8. Henry IV, Part 1 has been adapted for film and television many times.

The BBC produced adaptations of the play in 1960, 1979, and 2012. Director Orson Welles (known for the classic Citizen Kane)used both Henry IV plays in his film The Chimes at Midnight and played Falstaff himself. And director Gus Van Sant used the play as the rough basis for his film My Own Private Idaho, starring Keanu Reeves and River Phoenix.

9. Prince Hal was shot in the face with an arrow in the battle of Shrewsbury.

Shakespeare describes Prince Hal's wound at Shrewsbury as "a shallow scratch." However, the wound that Prince Hal suffered was much more serious than that. The arrowhead remained six inches deep in the prince's face, next to his nose.
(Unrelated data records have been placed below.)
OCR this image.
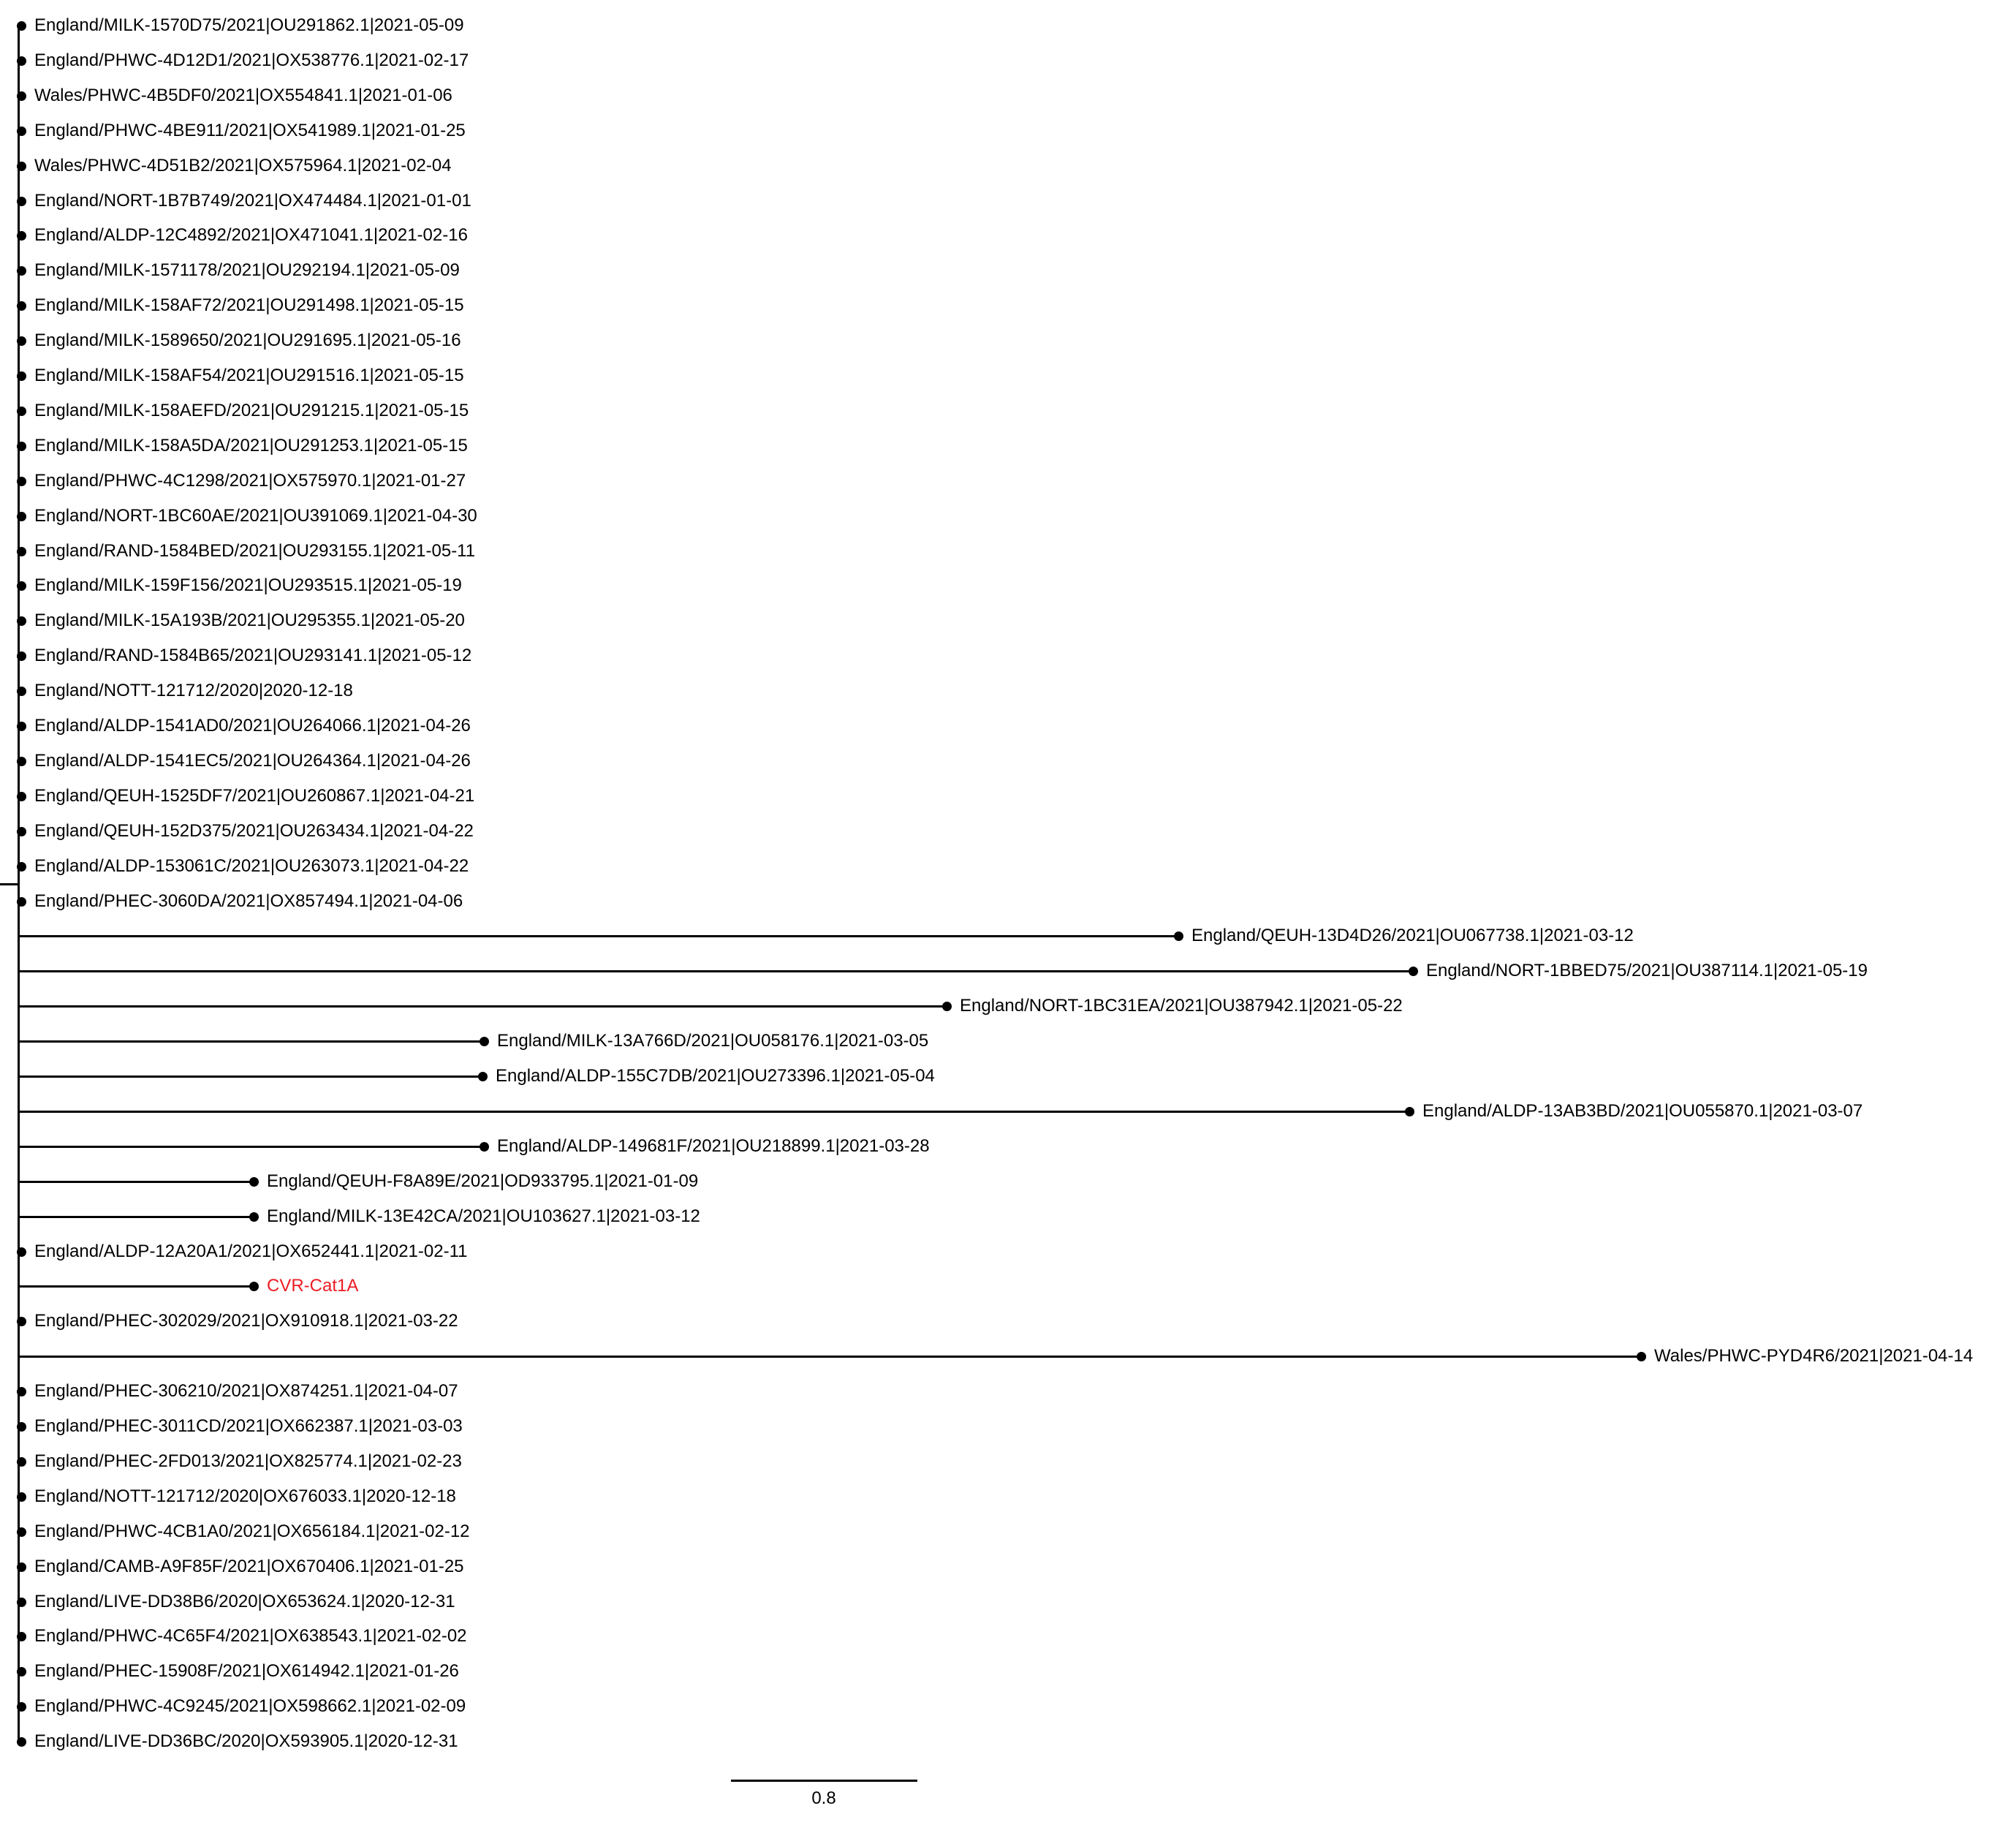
England/MILK-1570D75/2021|OU291862.1|2021-05-09
England/PHWC-4D12D1/2021|OX538776.1|2021-02-17
Wales/PHWC-4B5DF0/2021|OX554841.1|2021-01-06
England/PHWC-4BE911/2021|OX541989.1|2021-01-25
Wales/PHWC-4D51B2/2021|OX575964.1|2021-02-04
England/NORT-1B7B749/2021|OX474484.1|2021-01-01
England/ALDP-12C4892/2021|OX471041.1|2021-02-16
England/MILK-1571178/2021|OU292194.1|2021-05-09
England/MILK-158AF72/2021|OU291498.1|2021-05-15
England/MILK-1589650/2021|OU291695.1|2021-05-16
England/MILK-158AF54/2021|OU291516.1|2021-05-15
England/MILK-158AEFD/2021|OU291215.1|2021-05-15
England/MILK-158A5DA/2021|OU291253.1|2021-05-15
England/PHWC-4C1298/2021|OX575970.1|2021-01-27
England/NORT-1BC60AE/2021|OU391069.1|2021-04-30
England/RAND-1584BED/2021|OU293155.1|2021-05-11
England/MILK-159F156/2021|OU293515.1|2021-05-19
England/MILK-15A193B/2021|OU295355.1|2021-05-20
England/RAND-1584B65/2021|OU293141.1|2021-05-12
England/NOTT-121712/2020|2020-12-18
England/ALDP-1541AD0/2021|OU264066.1|2021-04-26
England/ALDP-1541EC5/2021|OU264364.1|2021-04-26
England/QEUH-1525DF7/2021|OU260867.1|2021-04-21
England/QEUH-152D375/2021|OU263434.1|2021-04-22
England/ALDP-153061C/2021|OU263073.1|2021-04-22
England/PHEC-3060DA/2021|OX857494.1|2021-04-06
England/QEUH-13D4D26/2021|OU067738.1|2021-03-12
England/NORT-1BBED75/2021|OU387114.1|2021-05-19
England/NORT-1BC31EA/2021|OU387942.1|2021-05-22
England/MILK-13A766D/2021|OU058176.1|2021-03-05
England/ALDP-155C7DB/2021|OU273396.1|2021-05-04
England/ALDP-13AB3BD/2021|OU055870.1|2021-03-07
England/ALDP-149681F/2021|OU218899.1|2021-03-28
England/QEUH-F8A89E/2021|OD933795.1|2021-01-09
England/MILK-13E42CA/2021|OU103627.1|2021-03-12
England/ALDP-12A20A1/2021|OX652441.1|2021-02-11
CVR-Cat1A
England/PHEC-302029/2021|OX910918.1|2021-03-22
Wales/PHWC-PYD4R6/2021|2021-04-14
England/PHEC-306210/2021|OX874251.1|2021-04-07
England/PHEC-3011CD/2021|OX662387.1|2021-03-03
England/PHEC-2FD013/2021|OX825774.1|2021-02-23
England/NOTT-121712/2020|OX676033.1|2020-12-18
England/PHWC-4CB1A0/2021|OX656184.1|2021-02-12
England/CAMB-A9F85F/2021|OX670406.1|2021-01-25
England/LIVE-DD38B6/2020|OX653624.1|2020-12-31
England/PHWC-4C65F4/2021|OX638543.1|2021-02-02
England/PHEC-15908F/2021|OX614942.1|2021-01-26
England/PHWC-4C9245/2021|OX598662.1|2021-02-09
England/LIVE-DD36BC/2020|OX593905.1|2020-12-31
0.8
A surgeon opened the wound with wooden sticks "infused with rose honey" as an antiseptic. He then built a set of tongs and used them to grip and extract the arrowhead. The wound very likely left a terrible scar.

10. The character of Falstaff appears in two other Shakespeare plays.

Falstaff makes appearances in Henry IV, Part 2 and The Merry Wives of Windsor. According to legend, Queen Elizabeth I was so pleased by the character of Falstaff that she asked for a play in which he falls in love; Shakespeare produced the comedy The Merry Wives of Windsor at least in part as a response to this request. Falstaff's death is also mentioned in Henry V, but he does not appear in that play.